いつどうやって、どのように自然な感じで遊びに誘うかどうか悩んでいた圭太としては棚からぼたもちであり、カモがネギを背負ってやってくるようなものだ。
しかしここで圭太は冷静になる。
確かに本屋デートだが、春奈にデートなどという意識はない。あくまでショッピングに誘っただけの話なのだろう。それでも、遊びに誘われたということに何らネガティブな要素はない。

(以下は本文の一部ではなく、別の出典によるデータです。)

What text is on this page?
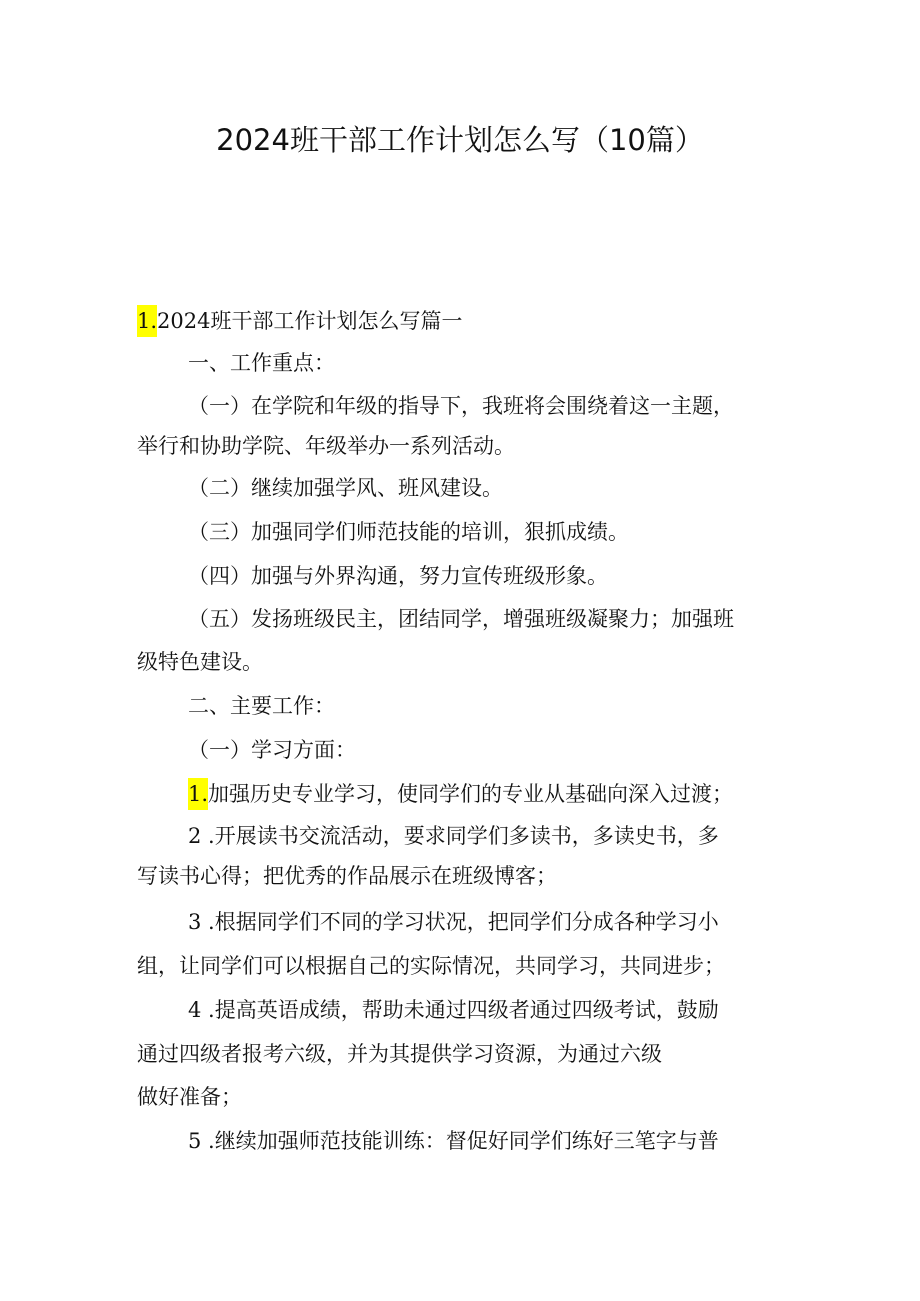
2024班干部工作计划怎么写（10篇）
1.2024班干部工作计划怎么写篇一
一、工作重点：
（一）在学院和年级的指导下，我班将会围绕着这一主题，
举行和协助学院、年级举办一系列活动。
（二）继续加强学风、班风建设。
（三）加强同学们师范技能的培训，狠抓成绩。
（四）加强与外界沟通，努力宣传班级形象。
（五）发扬班级民主，团结同学，增强班级凝聚力；加强班
级特色建设。
二、主要工作：
（一）学习方面：
1.加强历史专业学习，使同学们的专业从基础向深入过渡；
2 .开展读书交流活动，要求同学们多读书，多读史书，多
写读书心得；把优秀的作品展示在班级博客；
3 .根据同学们不同的学习状况，把同学们分成各种学习小
组，让同学们可以根据自己的实际情况，共同学习，共同进步；
4 .提高英语成绩，帮助未通过四级者通过四级考试，鼓励
通过四级者报考六级，并为其提供学习资源，为通过六级
做好准备；
5 .继续加强师范技能训练：督促好同学们练好三笔字与普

頬が緩んでしまうのを頑張って抑えつつ読書を続けていると凛が戻ってきた。だが、その鼻にはまだティッシュが詰められている。むしろ、席を立つ前よりも重症化しているのではないか。
春奈が凛に声をかける。
「お帰り、凛ちゃ……あれ? 鼻血止まってないの?」
「ええ。一旦は止まったのだけど、ここに戻ってくる前にぶり返してしまったわ」
「本当に大丈夫? もう今日は帰った方がいいんじゃない?」
「そうさせてもらうわ。もういい時間のようだしね」
時計を見上げれば、すでに時刻は十七時四十分。圭太や春奈も帰宅すべき頃合いになっている。
圭太が春奈に言った。
「もうこんな時間か。俺たちも帰ろう」
「そうしよっか」
「凛ちゃん、一緒に帰ろっ」
「ふぐっ……いいわよ」
圭太も二人を送って帰りたいところだが、家が別の方向だ。それにまだ明るさの残るこの時間なら問題はないだろう。
「近藤君、また明日」
「うん、また明日」
校門前で笑顔で挨拶を交わした。
踵を返して家路に着けば、爽やかな風が後ろから圭太を追い越す。枯れ葉が元気に舞って、また一つ、また一つとアスファルトの上に色とりどりの絨毯を作った。